De rechtbank heeft er naar gestreefd de doelen en belangen die gediend zijn met een dergelijke behandeling zoveel mogelijk te borgen, door van de betrokken procespartijen voorafgaand aan de zitting (per mail) standpunten in te winnen. De situatie van een anders openbare terechtzitting heeft de rechtbank aldus zoveel mogelijk nagebootst, waarbij de rechters uit de zittingscombinatie vervolgens in gezamenlijk overleg tot de hierna te vermelden beslissingen zijn gekomen.
Bij beslissing van 2 december 2019 is de voorlopige hechtenis van verdachte geschorst onder een aantal voorwaarden. Eén van die voorwaarden is -kort gezegd- een contactverbod met [medeverdachte 1 en 2] .
Bij brief van 1 april 2020 van de raadsvrouw (en nader toegelicht bij e-mail van 6 april 2020) is verzocht om de bijzondere voorwaarden te wijzigen, in die zin dat het contactverbod komt te vervallen.
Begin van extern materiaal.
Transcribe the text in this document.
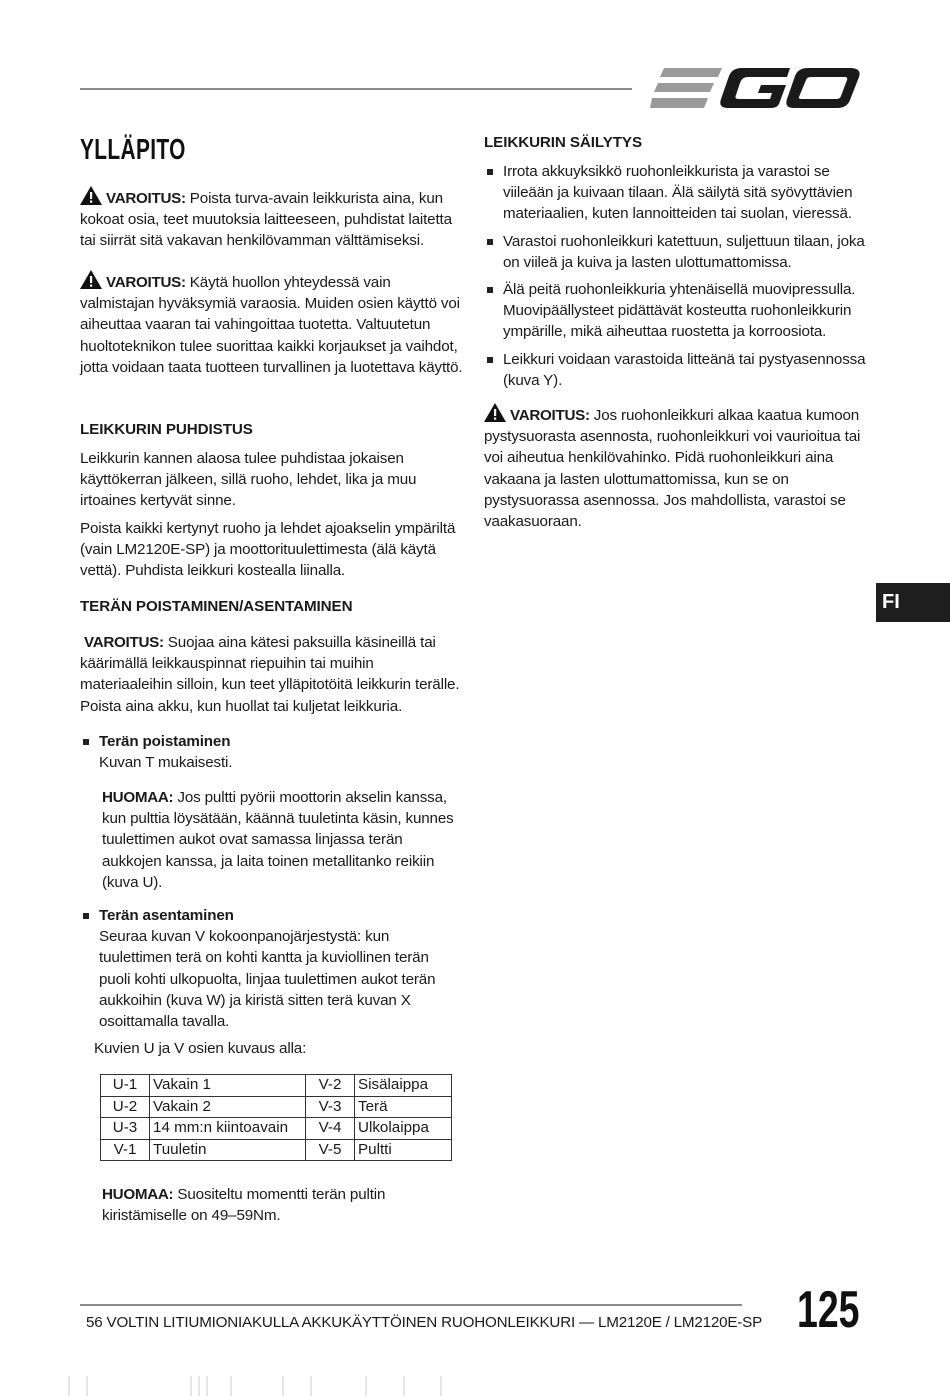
YLLÄPITO

VAROITUS: Poista turva-avain leikkurista aina, kun kokoat osia, teet muutoksia laitteeseen, puhdistat laitetta tai siirrät sitä vakavan henkilövamman välttämiseksi.

VAROITUS: Käytä huollon yhteydessä vain valmistajan hyväksymiä varaosia. Muiden osien käyttö voi aiheuttaa vaaran tai vahingoittaa tuotetta. Valtuutetun huoltoteknikon tulee suorittaa kaikki korjaukset ja vaihdot, jotta voidaan taata tuotteen turvallinen ja luotettava käyttö.

LEIKKURIN PUHDISTUS

Leikkurin kannen alaosa tulee puhdistaa jokaisen käyttökerran jälkeen, sillä ruoho, lehdet, lika ja muu irtoaines kertyvät sinne.

Poista kaikki kertynyt ruoho ja lehdet ajoakselin ympäriltä (vain LM2120E-SP) ja moottorituulettimesta (älä käytä vettä). Puhdista leikkuri kostealla liinalla.

TERÄN POISTAMINEN/ASENTAMINEN

VAROITUS: Suojaa aina kätesi paksuilla käsineillä tai käärimällä leikkauspinnat riepuihin tai muihin materiaaleihin silloin, kun teet ylläpitotöitä leikkurin terälle. Poista aina akku, kun huollat tai kuljetat leikkuria.

Terän poistaminen
Kuvan T mukaisesti.

HUOMAA: Jos pultti pyörii moottorin akselin kanssa, kun pulttia löysätään, käännä tuuletinta käsin, kunnes tuulettimen aukot ovat samassa linjassa terän aukkojen kanssa, ja laita toinen metallitanko reikiin (kuva U).

Terän asentaminen
Seuraa kuvan V kokoonpanojärjestystä: kun tuulettimen terä on kohti kantta ja kuviollinen terän puoli kohti ulkopuolta, linjaa tuulettimen aukot terän aukkoihin (kuva W) ja kiristä sitten terä kuvan X osoittamalla tavalla.
Kuvien U ja V osien kuvaus alla:
U-1	Vakain 1	V-2	Sisälaippa
U-2	Vakain 2	V-3	Terä
U-3	14 mm:n kiintoavain	V-4	Ulkolaippa
V-1	Tuuletin	V-5	Pultti

HUOMAA: Suositeltu momentti terän pultin kiristämiselle on 49–59Nm.

LEIKKURIN SÄILYTYS
Irrota akkuyksikkö ruohonleikkurista ja varastoi se viileään ja kuivaan tilaan. Älä säilytä sitä syövyttävien materiaalien, kuten lannoitteiden tai suolan, vieressä.
Varastoi ruohonleikkuri katettuun, suljettuun tilaan, joka on viileä ja kuiva ja lasten ulottumattomissa.
Älä peitä ruohonleikkuria yhtenäisellä muovipressulla. Muovipäällysteet pidättävät kosteutta ruohonleikkurin ympärille, mikä aiheuttaa ruostetta ja korroosiota.
Leikkuri voidaan varastoida litteänä tai pystyasennossa (kuva Y).

VAROITUS: Jos ruohonleikkuri alkaa kaatua kumoon pystysuorasta asennosta, ruohonleikkuri voi vaurioitua tai voi aiheutua henkilövahinko. Pidä ruohonleikkuri aina vakaana ja lasten ulottumattomissa, kun se on pystysuorassa asennossa. Jos mahdollista, varastoi se vaakasuoraan.

FI
56 VOLTIN LITIUMIONIAKULLA AKKUKÄYTTÖINEN RUOHONLEIKKURI — LM2120E / LM2120E-SP 125
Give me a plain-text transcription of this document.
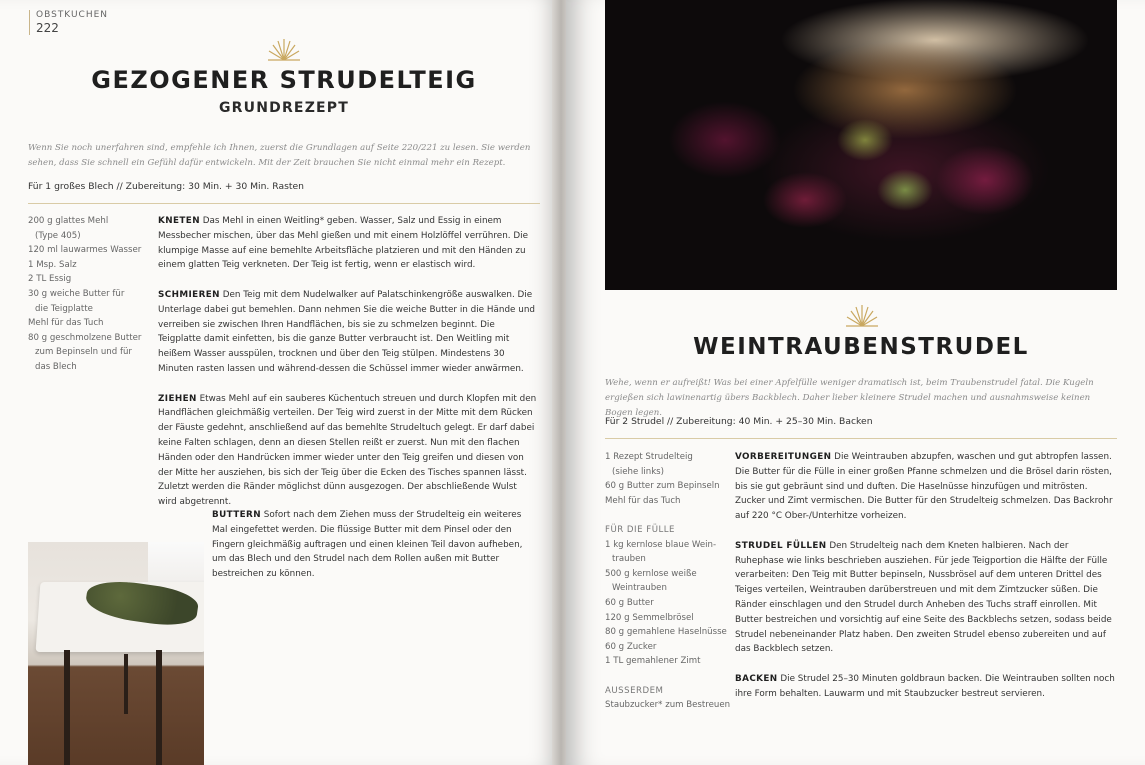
OBSTKUCHEN
222
GEZOGENER STRUDELTEIG
GRUNDREZEPT
Wenn Sie noch unerfahren sind, empfehle ich Ihnen, zuerst die Grundlagen auf Seite 220/221 zu lesen. Sie werden sehen, dass Sie schnell ein Gefühl dafür entwickeln. Mit der Zeit brauchen Sie nicht einmal mehr ein Rezept.
Für 1 großes Blech // Zubereitung: 30 Min. + 30 Min. Rasten
200 g glattes Mehl
(Type 405)
120 ml lauwarmes Wasser
1 Msp. Salz
2 TL Essig
30 g weiche Butter für
die Teigplatte
Mehl für das Tuch
80 g geschmolzene Butter
zum Bepinseln und für
das Blech

KNETEN Das Mehl in einen Weitling* geben. Wasser, Salz und Essig in einem Messbecher mischen, über das Mehl gießen und mit einem Holzlöffel verrühren. Die klumpige Masse auf eine bemehlte Arbeitsfläche platzieren und mit den Händen zu einem glatten Teig verkneten. Der Teig ist fertig, wenn er elastisch wird.

SCHMIEREN Den Teig mit dem Nudelwalker auf Palatschinkengröße auswalken. Die Unterlage dabei gut bemehlen. Dann nehmen Sie die weiche Butter in die Hände und verreiben sie zwischen Ihren Handflächen, bis sie zu schmelzen beginnt. Die Teigplatte damit einfetten, bis die ganze Butter verbraucht ist. Den Weitling mit heißem Wasser ausspülen, trocknen und über den Teig stülpen. Mindestens 30 Minuten rasten lassen und während-dessen die Schüssel immer wieder anwärmen.

ZIEHEN Etwas Mehl auf ein sauberes Küchentuch streuen und durch Klopfen mit den Handflächen gleichmäßig verteilen. Der Teig wird zuerst in der Mitte mit dem Rücken der Fäuste gedehnt, anschließend auf das bemehlte Strudeltuch gelegt. Er darf dabei keine Falten schlagen, denn an diesen Stellen reißt er zuerst. Nun mit den flachen Händen oder den Handrücken immer wieder unter den Teig greifen und diesen von der Mitte her ausziehen, bis sich der Teig über die Ecken des Tisches spannen lässt. Zuletzt werden die Ränder möglichst dünn ausgezogen. Der abschließende Wulst wird abgetrennt.

BUTTERN Sofort nach dem Ziehen muss der Strudelteig ein weiteres Mal eingefettet werden. Die flüssige Butter mit dem Pinsel oder den Fingern gleichmäßig auftragen und einen kleinen Teil davon aufheben, um das Blech und den Strudel nach dem Rollen außen mit Butter bestreichen zu können.

WEINTRAUBENSTRUDEL
Wehe, wenn er aufreißt! Was bei einer Apfelfülle weniger dramatisch ist, beim Traubenstrudel fatal. Die Kugeln ergießen sich lawinenartig übers Backblech. Daher lieber kleinere Strudel machen und ausnahmsweise keinen Bogen legen.
Für 2 Strudel // Zubereitung: 40 Min. + 25–30 Min. Backen
1 Rezept Strudelteig
(siehe links)
60 g Butter zum Bepinseln
Mehl für das Tuch
FÜR DIE FÜLLE
1 kg kernlose blaue Wein-
trauben
500 g kernlose weiße
Weintrauben
60 g Butter
120 g Semmelbrösel
80 g gemahlene Haselnüsse
60 g Zucker
1 TL gemahlener Zimt
AUSSERDEM
Staubzucker* zum Bestreuen

VORBEREITUNGEN Die Weintrauben abzupfen, waschen und gut abtropfen lassen. Die Butter für die Fülle in einer großen Pfanne schmelzen und die Brösel darin rösten, bis sie gut gebräunt sind und duften. Die Haselnüsse hinzufügen und mitrösten. Zucker und Zimt vermischen. Die Butter für den Strudelteig schmelzen. Das Backrohr auf 220 °C Ober-/Unterhitze vorheizen.

STRUDEL FÜLLEN Den Strudelteig nach dem Kneten halbieren. Nach der Ruhephase wie links beschrieben ausziehen. Für jede Teigportion die Hälfte der Fülle verarbeiten: Den Teig mit Butter bepinseln, Nussbrösel auf dem unteren Drittel des Teiges verteilen, Weintrauben darüberstreuen und mit dem Zimtzucker süßen. Die Ränder einschlagen und den Strudel durch Anheben des Tuchs straff einrollen. Mit Butter bestreichen und vorsichtig auf eine Seite des Backblechs setzen, sodass beide Strudel nebeneinander Platz haben. Den zweiten Strudel ebenso zubereiten und auf das Backblech setzen.

BACKEN Die Strudel 25–30 Minuten goldbraun backen. Die Weintrauben sollten noch ihre Form behalten. Lauwarm und mit Staubzucker bestreut servieren.
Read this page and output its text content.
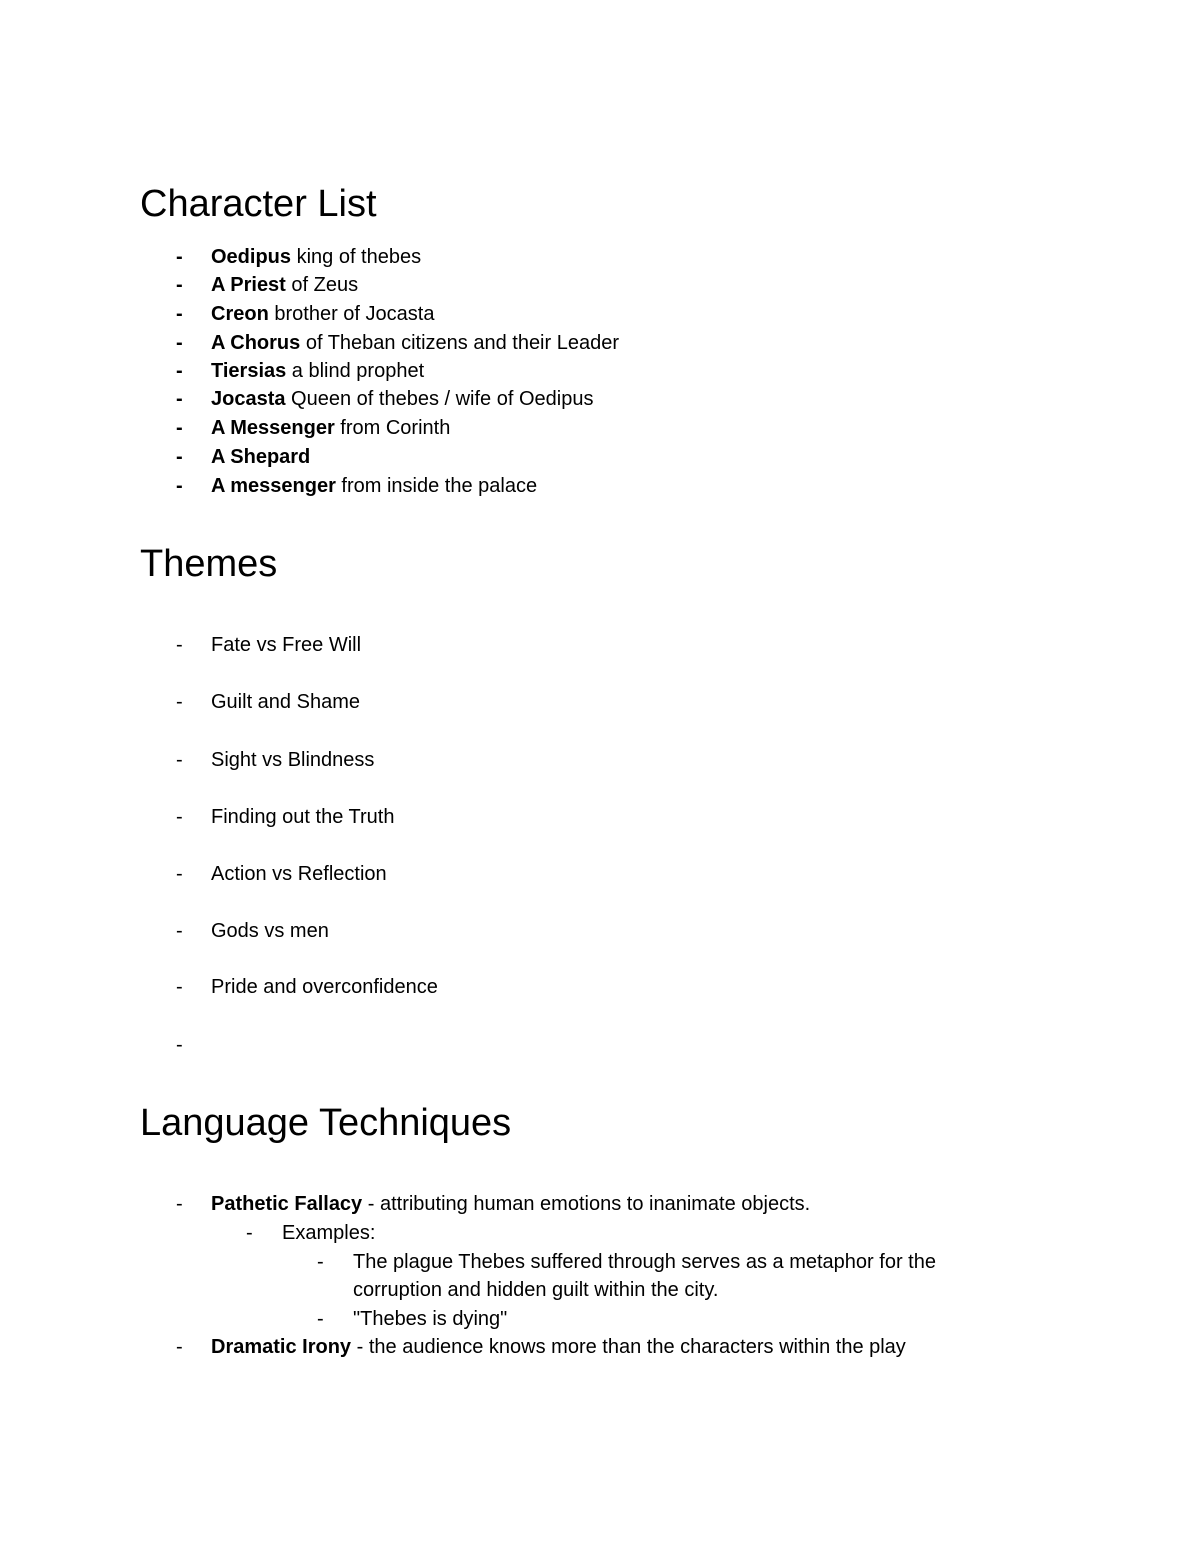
Character List
- Oedipus king of thebes
- A Priest of Zeus
- Creon brother of Jocasta
- A Chorus of Theban citizens and their Leader
- Tiersias a blind prophet
- Jocasta Queen of thebes / wife of Oedipus
- A Messenger from Corinth
- A Shepard
- A messenger from inside the palace
Themes
- Fate vs Free Will
- Guilt and Shame
- Sight vs Blindness
- Finding out the Truth
- Action vs Reflection
- Gods vs men
- Pride and overconfidence
-
Language Techniques
- Pathetic Fallacy - attributing human emotions to inanimate objects.
- Examples:
- The plague Thebes suffered through serves as a metaphor for the
corruption and hidden guilt within the city.
- "Thebes is dying"
- Dramatic Irony - the audience knows more than the characters within the play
Verdachte is al lang met [medeverdachte 1 en 2] bevriend en ook hun families kennen elkaar goed. Ook is aan [medeverdachte 1 en 2] geen contactverbod opgelegd. Verdachte ervaart het contactverbod als beperkend en meent dat dit geen meerwaarde (meer) heeft.
De officier van justitie heeft zich in een e-mail van 2 april 2020 verzet tegen het opheffen van het contactverbod. In reactie op de e-mail van de raadsvrouw van 6 april 2020 heeft hij laten weten geen nadere reactie te hebben.
De rechtbank overweegt dat er op 2 december 2019 voor is gekozen om aan verdachte een contactverbod met medeverdachten [medeverdachte 1 en 2] op te leggen, als voorwaarde voor de schorsing van zijn voorlopige hechtenis. Verdachte heeft daar toen ook mee ingestemd. De rechtbank vindt onvoldoende onderbouwd waarom het contactverbod nu zou moeten komen te vervallen. Ook omdat het gaat om een verbod op contact met de medeverdachten, ziet de rechtbank op dit moment geen reden het contactverbod als schorsingsvoorwaarde te laten vervallen.
Het verzoek wordt dan ook afgewezen.
Deze beslissing is op 6 april 2020 genomen door mr. C. Kleinrensink, voorzitter, mr. Y. Yeniay-Cenik en mr. C.C.M. Poland, in tegenwoordigheid van mr. M.C. Korevaar, griffier. De rechters en de griffier zijn buiten staat te ondertekenen. Daarom is in opdracht getekend door een dienstdoende tekenrechter.
Naam en handtekening tekenrechter:
De openbaarheid van deze beslissing wordt geborgd doordat de beslissing aan de raadsvrouw van verdachte (en eventuele andere procesdeelnemers) kenbaar wordt gemaakt en overigens door spoedige publicatie op www.rechtspraak.nl.